La quarta stagione de La casa di carta, uscita su Netflix il 3 aprile e attesissima da mesi, ci ha spiazzati tutti. Non ce l’aspettavamo, ha abbattuto tutte le aspettative che avevamo costruito con cura. Ma ci ha anche divertiti con “l’illusionismo” ingegnoso che ci ha confuso, ma, allo stesso tempo, colpito per la genialità dell’indiscusso regista Álex Pina.
Il professore, Alvaro Morte, anche questa volta, non ha smesso di stupirci con i suoi piani contorti ma sensati, ambigui ma potenti. C’è un’aperta critica ai segreti di Stato, alla polizia, a chi infanga prove. E il professore li smaschera tutti, come sempre: sia per la rapina, sia per amore (ricordiamo Lisbona catturata nella terza stagione), sia per dar giustizia a chi, purtroppo, non c’è più.
L’inizio di stagione è molto lento, si riprendono le immagini conclusive della precedente e nell’aria prevale sempre un clima di tensione e ansia. Non si sa bene chi detiene il potere nella rapina, e questo genera disastri, perché quando non c’è un piano scritto dal professore i personaggi non sanno come agire e quindi si lasciano condurre dai loro lati più istintivi, e quindi malvagi, egoisti, come nel caso contrastante tra Palermo e Tokyo, quest’ultima definita una “Maserati”.
Rio è ancora traumatizzato dalle torture avute da Alicia Serra, altra grande protagonista di questa stagione, un passo sempre avanti a tutti. Arturito invece è sempre lo stesso, Denver ci ammalia con lo stesso sorriso di sempre e Stoccolma è diventata più forte che mai. Il centro di questa stagione è sicuramente l’empatia, giocare con il ruolo della compassione umana. Si risolvono dubbi precedenti, ma se ne innescano altri. Ci sono ricordi del passato, si scoprono i lati più umani dei rapinatori e, come sempre, li giustifichiamo. È un po’ come se i loro nemici fossero i nostri. Liti continue e tradimenti, ma che alla fine si risolvono nei migliori dei modi.
Conclusivi sono i cosiddetti “missili” lanciati dal professore per fare il modo che i nemici si incolpino tra loro per poterli attaccare nel loro momento più debole.
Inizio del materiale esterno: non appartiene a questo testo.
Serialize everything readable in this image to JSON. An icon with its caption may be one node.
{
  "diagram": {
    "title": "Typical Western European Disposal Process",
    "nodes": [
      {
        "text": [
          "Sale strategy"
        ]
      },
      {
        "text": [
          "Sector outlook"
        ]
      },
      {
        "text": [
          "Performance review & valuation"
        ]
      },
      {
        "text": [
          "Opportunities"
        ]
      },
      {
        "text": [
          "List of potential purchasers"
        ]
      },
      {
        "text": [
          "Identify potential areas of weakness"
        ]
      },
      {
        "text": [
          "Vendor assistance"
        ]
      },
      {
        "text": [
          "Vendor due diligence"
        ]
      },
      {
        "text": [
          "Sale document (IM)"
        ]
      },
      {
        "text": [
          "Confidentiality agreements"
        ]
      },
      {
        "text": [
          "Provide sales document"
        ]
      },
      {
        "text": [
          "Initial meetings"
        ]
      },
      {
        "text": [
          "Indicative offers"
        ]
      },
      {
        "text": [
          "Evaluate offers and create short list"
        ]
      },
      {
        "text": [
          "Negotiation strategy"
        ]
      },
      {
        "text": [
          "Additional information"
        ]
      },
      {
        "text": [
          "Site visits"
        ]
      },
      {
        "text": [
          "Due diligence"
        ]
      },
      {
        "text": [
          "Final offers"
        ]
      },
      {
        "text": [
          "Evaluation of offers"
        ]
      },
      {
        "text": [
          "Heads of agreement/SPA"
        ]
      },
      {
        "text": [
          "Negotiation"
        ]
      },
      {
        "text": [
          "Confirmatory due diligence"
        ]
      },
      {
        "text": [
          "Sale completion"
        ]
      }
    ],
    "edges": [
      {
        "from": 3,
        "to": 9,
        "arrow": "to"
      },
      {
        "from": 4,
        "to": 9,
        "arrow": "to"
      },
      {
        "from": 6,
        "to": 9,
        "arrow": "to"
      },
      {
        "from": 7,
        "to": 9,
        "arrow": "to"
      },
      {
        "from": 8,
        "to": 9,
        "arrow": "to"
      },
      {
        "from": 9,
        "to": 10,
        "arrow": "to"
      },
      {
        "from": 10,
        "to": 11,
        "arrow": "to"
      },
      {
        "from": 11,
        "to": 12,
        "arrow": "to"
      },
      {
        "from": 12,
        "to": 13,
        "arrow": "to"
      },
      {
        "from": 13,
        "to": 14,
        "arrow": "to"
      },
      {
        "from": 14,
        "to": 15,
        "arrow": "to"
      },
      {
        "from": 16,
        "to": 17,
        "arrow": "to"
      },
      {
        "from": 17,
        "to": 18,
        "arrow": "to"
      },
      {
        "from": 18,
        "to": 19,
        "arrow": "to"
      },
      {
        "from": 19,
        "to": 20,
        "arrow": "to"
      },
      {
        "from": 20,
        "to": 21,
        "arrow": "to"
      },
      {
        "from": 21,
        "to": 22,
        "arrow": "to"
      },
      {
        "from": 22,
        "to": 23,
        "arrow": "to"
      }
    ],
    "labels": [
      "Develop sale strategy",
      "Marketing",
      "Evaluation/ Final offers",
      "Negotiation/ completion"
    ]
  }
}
Perché il professore è un intellettuale, un filosofo, ma ha una sola pecca: non sa agire senza un piano, ma, per fortuna, questo non accade (quasi) mai.
In questa stagione non si può non fare attenzione al grande omaggio musicale italiano con le canzoni cantate a squarciagola dai protagonisti in un momento molto gioioso: “Ti amo” di Umberto Tozzi e “Centro di gravità permanente” di Franco Battiato, probabilmente dopo il grande successo ottenuto con “Bella ciao”, diventata ancora di più un inno di ribellione. Forse anche per questo ci sentiamo tutti un po’ protagonisti, le cantiamo insieme a loro.
Insomma, una stagione che già alla sesta puntata ci sbalordisce, quando credevamo di avere tutto sotto controllo, concepiamo che non è proprio così, sentiamo quasi di voler agire perché non si agisce con giustizia. Ma non si può negare che, appena finita la visione, si ricerca su internet “quando uscirà la quinta stagione?”.